PMA ou pas PMA? L’accès à la procréation médicalement assistée pour les lesbiennes n’est pas prévue par le projet de loi du gouvernement sur l’égalité des droits entre couples homos et couples hétéros mais plusieurs parlementaires, en particulier socialistes, ont annoncé qu’ils/elles présenteraient des amendements afin que cet «oubli» soit réparé. Hier, lors des 3e Rencontres de la laïcité, organisées à l’Assemblée nationale par Jean Glavany et le groupe socialiste, Christiane Taubira, Garde des Sceaux et co-auteure du projet de loi, aurait déclaré, selon le Lab d’Europe 1:

«Le texte actuel du gouvernement ne traite pas de ce sujet. S’il arrive dans le débat parlementaire, le gouvernement ne bloquera pas les choses.»

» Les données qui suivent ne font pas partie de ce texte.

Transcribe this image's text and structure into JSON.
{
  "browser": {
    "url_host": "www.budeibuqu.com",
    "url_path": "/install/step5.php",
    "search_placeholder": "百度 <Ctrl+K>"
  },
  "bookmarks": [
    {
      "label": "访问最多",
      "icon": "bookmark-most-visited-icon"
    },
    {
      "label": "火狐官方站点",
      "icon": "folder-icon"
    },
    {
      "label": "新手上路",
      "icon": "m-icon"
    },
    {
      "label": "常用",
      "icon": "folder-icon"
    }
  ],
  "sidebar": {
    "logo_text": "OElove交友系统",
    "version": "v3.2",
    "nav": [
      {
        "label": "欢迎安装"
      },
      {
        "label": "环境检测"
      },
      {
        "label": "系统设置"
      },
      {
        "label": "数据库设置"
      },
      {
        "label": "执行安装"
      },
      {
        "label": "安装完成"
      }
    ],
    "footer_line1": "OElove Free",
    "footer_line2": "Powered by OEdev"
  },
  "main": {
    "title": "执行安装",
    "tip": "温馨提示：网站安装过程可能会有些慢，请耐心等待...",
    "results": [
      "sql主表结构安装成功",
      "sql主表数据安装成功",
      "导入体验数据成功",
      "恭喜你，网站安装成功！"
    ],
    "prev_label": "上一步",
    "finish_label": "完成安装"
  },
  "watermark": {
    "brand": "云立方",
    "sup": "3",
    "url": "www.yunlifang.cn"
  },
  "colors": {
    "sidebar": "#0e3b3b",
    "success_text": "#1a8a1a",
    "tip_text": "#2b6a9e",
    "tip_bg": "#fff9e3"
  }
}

Serait-ce un nouveau signe de tangage au sein du gouvernement? En octobre, Najat Vallaud-Belkacem, ministre de Droits des femmes et porte-parole du gouvernement, affirmait: «Je pense que nous adopterons une disposition comme celle-là, qu’elle viendra dans le débat parlementaire sur l’ouverture du mariage et que, si elle vient dans le débat parlementaire, sans doute sera-t-elle adoptée». Las, dès le lendemain, le premier ministre Jean-Marc Ayrault précisait la position du gouvernement: «Ces questions devraient être renvoyées à une loi “famille”, qui ne sera pas renvoyée aux calendes grecques, mais qui serait abordée avec la totalité des questions, pas au détour d’un texte». Une telle déclaration de Christiane Taubira pourrait annoncer une petite tornade, surtout à quelques jours de la manifestation du 16 décembre pour l’égalité des droits.

Il semblerait néanmoins qu’il y ait eu malentendu. Denis Quinqueton, président d’Homosexualités et Socialisme (HES), qui a assisté à l’échange entre la ministre de la Justice et Irène Théry, au cours duquel ces paroles ont été prononcées, a twitté pendant le débat:

Joint par téléphone ce matin, il a confirmé à Yagg que la discussion portait sur l’adoption par des couples non mariés et non sur la PMA. Ce que confirme Irène Théry: «Aucune ambiguïté: elle a laissé entendre que le gouvernement accepterait un amendement sur l’adoption par les couples non mariés. C’est moi qui lui ai posé la question et je suis catégorique. Tout ce que je peux ajouter est qu’elle a pris conscience que si on ne fait pas cela on créera une obligation de mariage uniquement pour les couples gays et lesbiens voulant sécuriser les liens de l’enfant au parent “social”, une hypothèse plus que problématique!»

Et tout cela pourrait de toute façon n’avoir aucune importance. Comme le rappelle la Fédération LGBT, l’article 40 de la Constitution interdit toute création ou aggravation d’une charge publique, limitant ainsi le pouvoir d’initiative des parlementaires en matière financière. La Fédération demande donc au gouvernement de «prendre à sa charge cet amendement».